If there is one thing I do not get in Inform 7 right now, it is line breaks. Here is how I am working at the moment:
- Write text.
- Run it.
- Note where line breaks appear.
- Add [line break] or [no line break] as appropriate.
Take the following example:
[code]The garage is a room.
The block is in the garage. The block can be this way or that way. The block is that way.
Carry out pushing the block:
say “First sentence.[if the block is that way] Second, conditional sentence.[end if]”;
rule succeeds.[/code]
This produces the following output:
Okay, noobishness, I don’t know why that “Nothing obvious happens.” is there, because I thought “rule succeeds” should stop that, but let’s ignore that. I have two questions about this code:
-
How do I fix this? I have tried any combination of spacing, moving full stops, swearing - and I can’t make the text output look right for both conditions. To clarify, I want the first and second sentences on the same line.
-
Why in the name of sweet flying kittens would I possibly want output like that? What is the utility of this feature? Why does Inform want to insert newlines all over the place - not even paragraph breaks, but newlines!
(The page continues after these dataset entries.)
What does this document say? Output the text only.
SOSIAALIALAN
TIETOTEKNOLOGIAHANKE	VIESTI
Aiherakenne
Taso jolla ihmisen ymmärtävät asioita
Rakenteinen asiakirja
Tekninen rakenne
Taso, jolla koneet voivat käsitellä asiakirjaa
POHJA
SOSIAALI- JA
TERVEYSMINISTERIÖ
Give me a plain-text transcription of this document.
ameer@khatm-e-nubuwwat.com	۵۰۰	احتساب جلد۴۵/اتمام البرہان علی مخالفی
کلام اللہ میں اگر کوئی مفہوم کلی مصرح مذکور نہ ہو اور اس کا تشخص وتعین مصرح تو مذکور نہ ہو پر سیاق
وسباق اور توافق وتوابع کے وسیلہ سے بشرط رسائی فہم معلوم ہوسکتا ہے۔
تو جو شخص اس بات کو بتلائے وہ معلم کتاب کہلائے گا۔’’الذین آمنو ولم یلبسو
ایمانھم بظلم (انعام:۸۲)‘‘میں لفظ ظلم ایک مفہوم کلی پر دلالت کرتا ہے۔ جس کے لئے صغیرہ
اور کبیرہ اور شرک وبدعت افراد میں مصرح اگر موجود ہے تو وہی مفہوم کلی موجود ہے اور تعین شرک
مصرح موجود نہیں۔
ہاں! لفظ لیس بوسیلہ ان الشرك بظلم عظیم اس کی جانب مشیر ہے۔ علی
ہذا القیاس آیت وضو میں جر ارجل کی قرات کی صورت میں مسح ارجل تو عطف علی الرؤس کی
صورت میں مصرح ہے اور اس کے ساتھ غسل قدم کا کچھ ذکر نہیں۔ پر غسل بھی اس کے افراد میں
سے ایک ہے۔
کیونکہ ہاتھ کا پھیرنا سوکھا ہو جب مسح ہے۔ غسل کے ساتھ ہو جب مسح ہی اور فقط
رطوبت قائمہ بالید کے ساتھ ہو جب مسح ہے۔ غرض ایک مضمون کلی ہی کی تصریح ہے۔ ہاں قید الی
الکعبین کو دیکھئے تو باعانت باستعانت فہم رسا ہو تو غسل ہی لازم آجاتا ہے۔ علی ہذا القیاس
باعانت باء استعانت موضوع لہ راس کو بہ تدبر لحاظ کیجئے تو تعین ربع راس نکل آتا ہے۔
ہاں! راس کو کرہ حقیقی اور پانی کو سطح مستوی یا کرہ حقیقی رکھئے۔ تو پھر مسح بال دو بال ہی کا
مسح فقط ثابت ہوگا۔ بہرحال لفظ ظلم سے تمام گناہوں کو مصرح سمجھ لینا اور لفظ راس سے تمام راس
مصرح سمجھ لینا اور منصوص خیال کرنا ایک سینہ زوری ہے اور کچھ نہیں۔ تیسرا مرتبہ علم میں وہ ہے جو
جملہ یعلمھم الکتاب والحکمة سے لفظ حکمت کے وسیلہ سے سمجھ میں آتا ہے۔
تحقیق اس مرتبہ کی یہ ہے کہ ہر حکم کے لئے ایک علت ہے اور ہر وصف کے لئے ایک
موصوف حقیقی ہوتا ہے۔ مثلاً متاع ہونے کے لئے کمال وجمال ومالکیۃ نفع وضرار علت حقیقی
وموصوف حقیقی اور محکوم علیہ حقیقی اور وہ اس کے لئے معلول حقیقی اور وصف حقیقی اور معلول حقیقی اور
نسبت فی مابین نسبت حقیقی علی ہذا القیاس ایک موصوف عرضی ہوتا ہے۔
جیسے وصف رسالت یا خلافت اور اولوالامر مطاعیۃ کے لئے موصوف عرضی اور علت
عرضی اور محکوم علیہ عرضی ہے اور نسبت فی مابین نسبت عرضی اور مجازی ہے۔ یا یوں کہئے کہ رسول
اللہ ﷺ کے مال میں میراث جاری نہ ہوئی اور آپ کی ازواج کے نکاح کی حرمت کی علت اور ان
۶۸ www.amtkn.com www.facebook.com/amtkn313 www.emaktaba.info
On a related note, why does the IDE indent text within indented blocks of code? It may make it look legible in the editor, but the text then line breaks and indents all oddly in the game.
In short, why does Inform want so much to make me look bad? I understand that some people will need fine control over line breaks and spacing. That’s fine, give them the option. But why on Earth can’t I7 just, by default, assume that I want block paragraph spacing, between paragraphs that I have specifically requested, and no crazy indentation.
Or, in other words, why can’t it just be like TADS 3, where I never had to worry about any of this stuff, where you get paragraphs and newlines when you ask for them, where everything is single spaced by default, where even if your conditional text mistakenly spews out multiple new paragraph tags you still only get one. You know, an intuitive environment for outputting computer-generated text, where rather than getting a headache over complex logic puzzles (how do I make sure this sentence ends in a full stop? if this condition is false will that space trigger a newline? if the middle clause isn’t displayed, will I have too many spaces?), I can just bloody write.